Follow these best practices when building fields and templates in CEDAR:

  1. Naming Fields

    Naming fields

    • For the “Field name” label, use snake_case format (e.g., parent_dataset_id instead of Parent Dataset ID).
    • For the “Preferred Label”, use title case format (e.g., Parent Dataset ID).
  2. Creating Descriptions
    • Provide clear and concise descriptions for each field.
    • Include an example value after the description. For example, the “Parent Dataset ID” field description could be: Unique identifier of the dataset used to generate this derived dataset. Example: HNDF-123-HH..
    • Use ChatGPT or other LLM tools to improve the text quality when writing the description.
  3. Naming Boolean Fields

    Naming boolean fields

    Use a question format for boolean fields (e.g., is_rehydrated, is_cell_type_annotation_included) to indicate a “Yes” or “No” response.

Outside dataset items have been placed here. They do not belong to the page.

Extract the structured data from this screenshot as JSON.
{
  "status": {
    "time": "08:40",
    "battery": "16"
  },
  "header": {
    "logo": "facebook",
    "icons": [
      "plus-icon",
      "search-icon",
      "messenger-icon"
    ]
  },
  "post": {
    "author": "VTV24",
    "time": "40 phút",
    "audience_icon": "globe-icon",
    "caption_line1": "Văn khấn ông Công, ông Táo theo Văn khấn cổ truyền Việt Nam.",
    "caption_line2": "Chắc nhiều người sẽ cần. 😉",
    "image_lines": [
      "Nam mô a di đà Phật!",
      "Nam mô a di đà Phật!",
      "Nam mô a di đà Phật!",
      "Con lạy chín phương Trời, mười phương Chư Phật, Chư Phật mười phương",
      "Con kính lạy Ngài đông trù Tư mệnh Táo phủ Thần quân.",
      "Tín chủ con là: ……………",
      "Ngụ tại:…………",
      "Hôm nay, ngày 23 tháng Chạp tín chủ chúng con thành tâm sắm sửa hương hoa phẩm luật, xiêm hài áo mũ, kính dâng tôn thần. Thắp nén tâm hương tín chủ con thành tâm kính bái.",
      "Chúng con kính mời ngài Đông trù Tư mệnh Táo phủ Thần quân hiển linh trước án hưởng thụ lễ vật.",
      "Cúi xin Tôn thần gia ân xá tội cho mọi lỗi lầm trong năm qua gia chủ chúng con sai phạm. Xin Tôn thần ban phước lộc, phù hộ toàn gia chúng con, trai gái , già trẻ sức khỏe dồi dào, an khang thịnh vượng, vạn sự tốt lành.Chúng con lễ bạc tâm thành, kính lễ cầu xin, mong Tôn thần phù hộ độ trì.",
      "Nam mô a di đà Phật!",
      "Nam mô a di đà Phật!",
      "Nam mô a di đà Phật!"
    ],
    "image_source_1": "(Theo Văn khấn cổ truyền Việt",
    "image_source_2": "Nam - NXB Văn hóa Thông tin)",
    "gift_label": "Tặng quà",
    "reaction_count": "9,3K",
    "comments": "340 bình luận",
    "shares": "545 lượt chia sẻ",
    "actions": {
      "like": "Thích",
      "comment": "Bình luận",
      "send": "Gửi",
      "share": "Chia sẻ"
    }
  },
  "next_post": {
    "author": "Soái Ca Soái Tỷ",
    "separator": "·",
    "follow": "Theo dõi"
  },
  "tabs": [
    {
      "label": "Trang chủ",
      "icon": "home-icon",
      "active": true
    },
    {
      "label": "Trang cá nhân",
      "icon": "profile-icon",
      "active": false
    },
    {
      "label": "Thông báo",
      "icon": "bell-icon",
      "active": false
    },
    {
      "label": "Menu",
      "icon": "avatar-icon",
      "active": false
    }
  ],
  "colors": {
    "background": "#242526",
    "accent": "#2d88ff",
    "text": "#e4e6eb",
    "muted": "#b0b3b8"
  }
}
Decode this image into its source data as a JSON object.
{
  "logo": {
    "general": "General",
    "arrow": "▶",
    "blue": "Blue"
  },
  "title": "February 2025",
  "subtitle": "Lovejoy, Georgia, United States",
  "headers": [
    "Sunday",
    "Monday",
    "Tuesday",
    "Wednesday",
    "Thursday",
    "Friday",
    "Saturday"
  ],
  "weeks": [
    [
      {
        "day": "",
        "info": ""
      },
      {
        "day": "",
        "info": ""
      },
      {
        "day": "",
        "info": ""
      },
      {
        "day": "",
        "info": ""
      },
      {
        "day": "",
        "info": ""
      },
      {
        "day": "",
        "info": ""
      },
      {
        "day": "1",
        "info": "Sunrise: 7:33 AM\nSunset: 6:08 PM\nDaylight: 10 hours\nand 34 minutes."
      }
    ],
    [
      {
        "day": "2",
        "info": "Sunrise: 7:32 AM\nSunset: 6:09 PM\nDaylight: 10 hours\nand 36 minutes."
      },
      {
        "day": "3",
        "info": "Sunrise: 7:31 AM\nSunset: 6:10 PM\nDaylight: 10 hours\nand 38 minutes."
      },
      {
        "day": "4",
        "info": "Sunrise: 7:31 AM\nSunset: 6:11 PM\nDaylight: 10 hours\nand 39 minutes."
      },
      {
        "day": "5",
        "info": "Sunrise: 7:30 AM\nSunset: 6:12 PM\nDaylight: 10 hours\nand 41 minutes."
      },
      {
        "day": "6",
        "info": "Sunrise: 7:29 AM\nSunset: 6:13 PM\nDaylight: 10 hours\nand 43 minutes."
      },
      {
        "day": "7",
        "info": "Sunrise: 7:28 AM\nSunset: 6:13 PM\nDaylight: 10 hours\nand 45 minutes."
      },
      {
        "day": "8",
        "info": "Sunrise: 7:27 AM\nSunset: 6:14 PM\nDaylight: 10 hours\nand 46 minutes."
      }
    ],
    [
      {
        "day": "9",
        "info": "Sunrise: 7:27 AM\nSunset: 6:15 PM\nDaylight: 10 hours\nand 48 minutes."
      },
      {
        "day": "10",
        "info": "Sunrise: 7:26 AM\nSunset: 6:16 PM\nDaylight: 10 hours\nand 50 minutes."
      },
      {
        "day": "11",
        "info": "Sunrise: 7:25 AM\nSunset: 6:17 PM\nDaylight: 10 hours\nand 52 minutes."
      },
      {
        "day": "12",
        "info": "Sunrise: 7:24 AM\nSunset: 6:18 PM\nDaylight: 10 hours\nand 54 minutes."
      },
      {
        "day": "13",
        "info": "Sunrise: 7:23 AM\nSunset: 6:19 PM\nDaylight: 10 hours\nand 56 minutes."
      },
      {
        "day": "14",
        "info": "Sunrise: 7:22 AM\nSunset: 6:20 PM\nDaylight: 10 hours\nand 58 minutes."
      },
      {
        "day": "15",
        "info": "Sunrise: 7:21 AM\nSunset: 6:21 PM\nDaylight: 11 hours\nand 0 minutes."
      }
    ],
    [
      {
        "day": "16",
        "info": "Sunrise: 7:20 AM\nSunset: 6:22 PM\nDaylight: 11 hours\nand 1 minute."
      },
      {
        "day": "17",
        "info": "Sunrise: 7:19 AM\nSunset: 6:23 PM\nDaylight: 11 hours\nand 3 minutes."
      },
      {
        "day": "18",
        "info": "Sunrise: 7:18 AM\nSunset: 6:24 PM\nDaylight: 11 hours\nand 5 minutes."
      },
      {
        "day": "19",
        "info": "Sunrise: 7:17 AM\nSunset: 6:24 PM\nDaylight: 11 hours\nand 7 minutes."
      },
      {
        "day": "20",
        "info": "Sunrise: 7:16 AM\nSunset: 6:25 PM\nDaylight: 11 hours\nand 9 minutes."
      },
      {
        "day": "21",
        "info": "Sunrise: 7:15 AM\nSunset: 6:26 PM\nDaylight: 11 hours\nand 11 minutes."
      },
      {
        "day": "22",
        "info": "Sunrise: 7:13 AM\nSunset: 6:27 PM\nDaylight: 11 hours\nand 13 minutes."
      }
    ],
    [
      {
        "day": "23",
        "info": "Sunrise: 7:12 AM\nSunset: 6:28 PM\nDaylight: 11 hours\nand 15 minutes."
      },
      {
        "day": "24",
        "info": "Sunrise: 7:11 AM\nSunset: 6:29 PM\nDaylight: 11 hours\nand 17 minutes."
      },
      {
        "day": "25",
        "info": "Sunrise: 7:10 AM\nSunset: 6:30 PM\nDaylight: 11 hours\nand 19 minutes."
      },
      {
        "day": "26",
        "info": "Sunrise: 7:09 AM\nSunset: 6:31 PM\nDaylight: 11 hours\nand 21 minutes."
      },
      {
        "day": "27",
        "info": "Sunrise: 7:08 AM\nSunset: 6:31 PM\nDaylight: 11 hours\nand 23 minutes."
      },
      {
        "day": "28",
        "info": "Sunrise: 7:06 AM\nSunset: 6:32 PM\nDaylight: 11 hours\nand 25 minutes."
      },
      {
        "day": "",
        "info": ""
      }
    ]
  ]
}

  4. Using Regular Expressions for Identifier Validation

    Using regex for identifier validation

    • Apply regular expressions to ensure identifier fields match specific patterns. To do this, select the “OPTIONS” setting and enter the desired regex in the “Enter Regex” field.
    • Common regex patterns:
      • ORCID: (\d{4}-){3}\d{3}(\d|X)
      • DOI: 10\.\d+/.*
      • UniProt ID: ([A-N,R-Z][0-9]([A-Z][A-Z, 0-9][A-Z, 0-9][0-9]){1,2})|([O,P,Q][0-9][A-Z, 0-9][A-Z, 0-9][A-Z, 0-9][0-9])(\.\d+)?]
      • ISBN: (-13|-10)?[:]?[ ]?(\d{2,3}[ -]?)?\d{1,5}[ -]?\d{1,7}[ -]?\d{1,6}[ -]?(\d|X)
    • Tip: Visit Identifiers.org for more regex examples.
  5. Using Value Set vs. Multiple Choice
    • Decide between value sets and multiple choice based on whether the values are shareable concepts. Use Multiple Choice for non-shareable values, such as a collection of input parameters.